Recibirá un mordisco de mi parte muy distinto al que le daré a Jones.

—¿Me invitarás a salir o te debo invitar yo? —Voy por dos tazas y maniobro con ellas y el tarro de café hasta la mesada.

—Invítame tú. Eres la que quiere una fechundación después de todo.

—¡Como si tú no la quisieras también! —espeto enardecida y ríe—. ¿Tienes perro?

—¿Sí? —pregunta desconcertado ante el cambio de tema.

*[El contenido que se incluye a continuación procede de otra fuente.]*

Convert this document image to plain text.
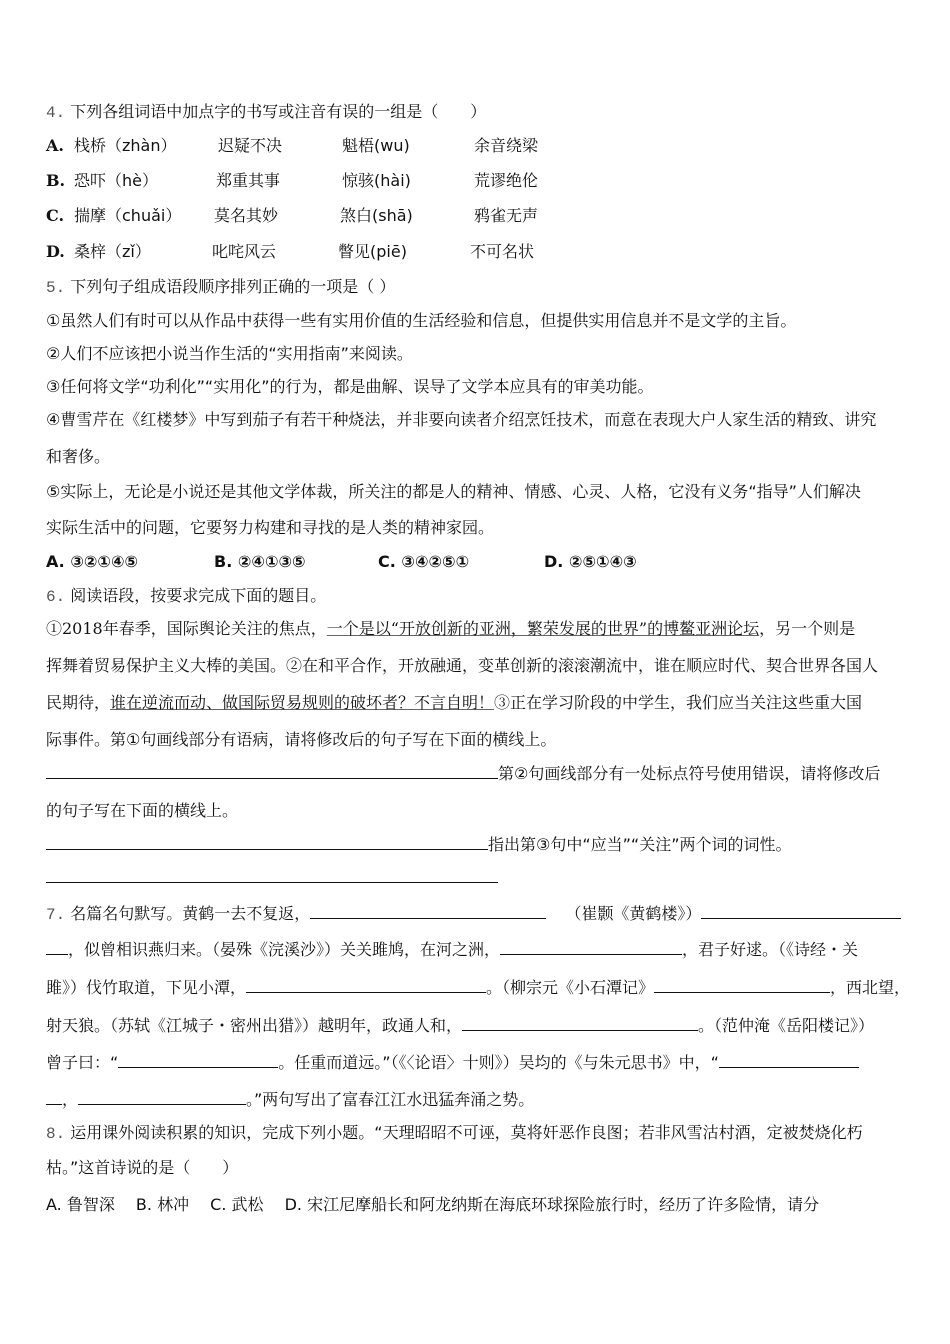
4. 下列各组词语中加点字的书写或注音有误的一组是（　　）
A. 栈桥（zhàn）	迟疑不决	魁梧(wu)	余音绕梁
B. 恐吓（hè）	郑重其事	惊骇(hài)	荒谬绝伦
C. 揣摩（chuǎi） 莫名其妙	煞白(shā)	鸦雀无声
D. 桑梓（zǐ）	叱咤风云	瞥见(piē)	不可名状
5. 下列句子组成语段顺序排列正确的一项是（ ）
①虽然人们有时可以从作品中获得一些有实用价值的生活经验和信息，但提供实用信息并不是文学的主旨。
②人们不应该把小说当作生活的“实用指南”来阅读。
③任何将文学“功利化”“实用化”的行为，都是曲解、误导了文学本应具有的审美功能。
④曹雪芹在《红楼梦》中写到茄子有若干种烧法，并非要向读者介绍烹饪技术，而意在表现大户人家生活的精致、讲究
和奢侈。
⑤实际上，无论是小说还是其他文学体裁，所关注的都是人的精神、情感、心灵、人格，它没有义务“指导”人们解决
实际生活中的问题，它要努力构建和寻找的是人类的精神家园。
A. ③②①④⑤	B. ②④①③⑤	C. ③④②⑤①	D. ②⑤①④③
6. 阅读语段，按要求完成下面的题目。
①2018年春季，国际舆论关注的焦点，一个是以“开放创新的亚洲，繁荣发展的世界”的博鳌亚洲论坛，另一个则是
挥舞着贸易保护主义大棒的美国。②在和平合作，开放融通，变革创新的滚滚潮流中，谁在顺应时代、契合世界各国人
民期待，谁在逆流而动、做国际贸易规则的破坏者？不言自明！③正在学习阶段的中学生，我们应当关注这些重大国
际事件。第①句画线部分有语病，请将修改后的句子写在下面的横线上。
第②句画线部分有一处标点符号使用错误，请将修改后
的句子写在下面的横线上。
指出第③句中“应当”“关注”两个词的词性。
7. 名篇名句默写。黄鹤一去不复返，	（崔颢《黄鹤楼》）
，似曾相识燕归来。（晏殊《浣溪沙》）关关雎鸠，在河之洲，	，君子好逑。（《诗经・关
雎》）伐竹取道，下见小潭，	。（柳宗元《小石潭记》	，西北望，
射天狼。（苏轼《江城子・密州出猎》）越明年，政通人和，	。（范仲淹《岳阳楼记》）
曾子曰：“	。任重而道远。”（《〈论语〉十则》）吴均的《与朱元思书》中，“
，	。”两句写出了富春江江水迅猛奔涌之势。
8. 运用课外阅读积累的知识，完成下列小题。“天理昭昭不可诬，莫将奸恶作良图；若非风雪沽村酒，定被焚烧化朽
枯。”这首诗说的是（　　）
A. 鲁智深　 B. 林冲　 C. 武松　 D. 宋江尼摩船长和阿龙纳斯在海底环球探险旅行时，经历了许多险情，请分
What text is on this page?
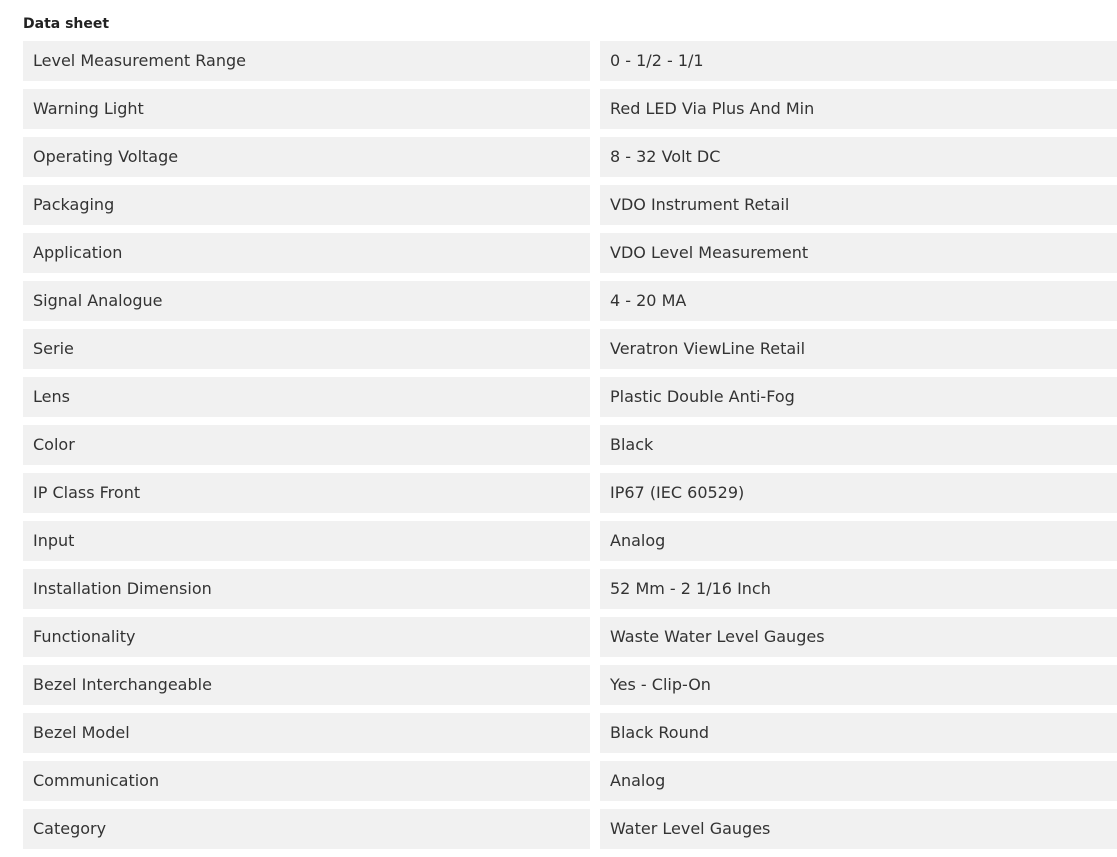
Data sheet
Level Measurement Range	0 - 1/2 - 1/1
Warning Light	Red LED Via Plus And Min
Operating Voltage	8 - 32 Volt DC
Packaging	VDO Instrument Retail
Application	VDO Level Measurement
Signal Analogue	4 - 20 MA
Serie	Veratron ViewLine Retail
Lens	Plastic Double Anti-Fog
Color	Black
IP Class Front	IP67 (IEC 60529)
Input	Analog
Installation Dimension	52 Mm - 2 1/16 Inch
Functionality	Waste Water Level Gauges
Bezel Interchangeable	Yes - Clip-On
Bezel Model	Black Round
Communication	Analog
Category	Water Level Gauges
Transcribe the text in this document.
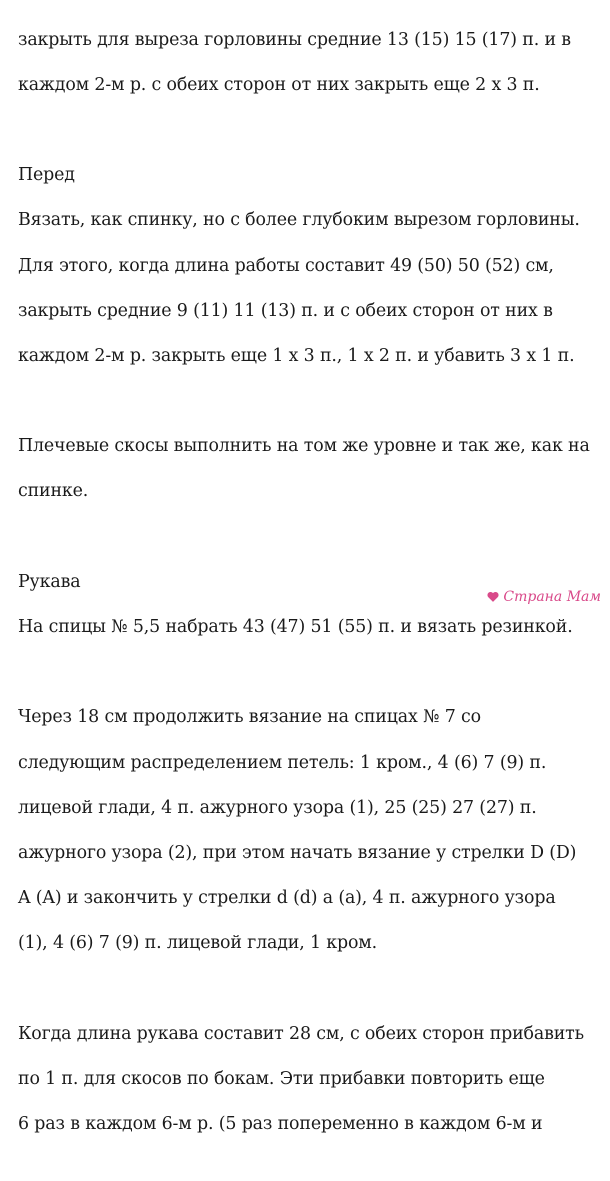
закрыть для выреза горловины средние 13 (15) 15 (17) п. и в

каждом 2-м р. с обеих сторон от них закрыть еще 2 х 3 п.

Перед

Вязать, как спинку, но с более глубоким вырезом горловины.

Для этого, когда длина работы составит 49 (50) 50 (52) см,

закрыть средние 9 (11) 11 (13) п. и с обеих сторон от них в

каждом 2-м р. закрыть еще 1 х 3 п., 1 х 2 п. и убавить 3 х 1 п.

Плечевые скосы выполнить на том же уровне и так же, как на

спинке.

Рукава

На спицы № 5,5 набрать 43 (47) 51 (55) п. и вязать резинкой.

Через 18 см продолжить вязание на спицах № 7 со

следующим распределением петель: 1 кром., 4 (6) 7 (9) п.

лицевой глади, 4 п. ажурного узора (1), 25 (25) 27 (27) п.

ажурного узора (2), при этом начать вязание у стрелки D (D)

A (A) и закончить у стрелки d (d) a (a), 4 п. ажурного узора

(1), 4 (6) 7 (9) п. лицевой глади, 1 кром.

Когда длина рукава составит 28 см, с обеих сторон прибавить

по 1 п. для скосов по бокам. Эти прибавки повторить еще

6 раз в каждом 6-м р. (5 раз попеременно в каждом 6-м и

Страна Мам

—Genial. También tengo uno. ¿Te parece si el domingo los sacamos a pasear? Me dijeron que el parque a tres cuadras del hospital tiene unas manzanas acarameladas para morirse. Quiero verificar la teoría, así que sería precavido de mi parte llevar a alguien que pueda resucitarme en caso de una emergencia.

—Te veo a las cinco —acepta al tiempo que dejo caer una cuchara en cada taza.

—No te olvides del perro.

Bufa como un adolescente cuya madre repitió por tercera vez que se abrigue.

—¿Sabías que no encuentro término médico para describirte? Eso jamás me había ocurrido.

—Nunca me topé con nadie que tuviera la necesidad de describir a sus citas con términos médicos, pero busca el mío cerca de fechundar. Debe estar ahí.

Al colgar sostengo el aparato contra mi mentón, bajo una sonrisa ilusionada. Nunca pensé que Capitán Isvaldo me ayudaría a ligar con alguien. Entre el bebé y el perro puede que mi vida sexual se incremente como las ganancias de un inversor con buen ojo.

—¿Por qué tan sonriente, jefecita?

—No tienes permitido llamarme así —advierto al verlo recargado en el marco, de brazos cruzados—. Y estoy feliz porque tengo una cita con el doctor.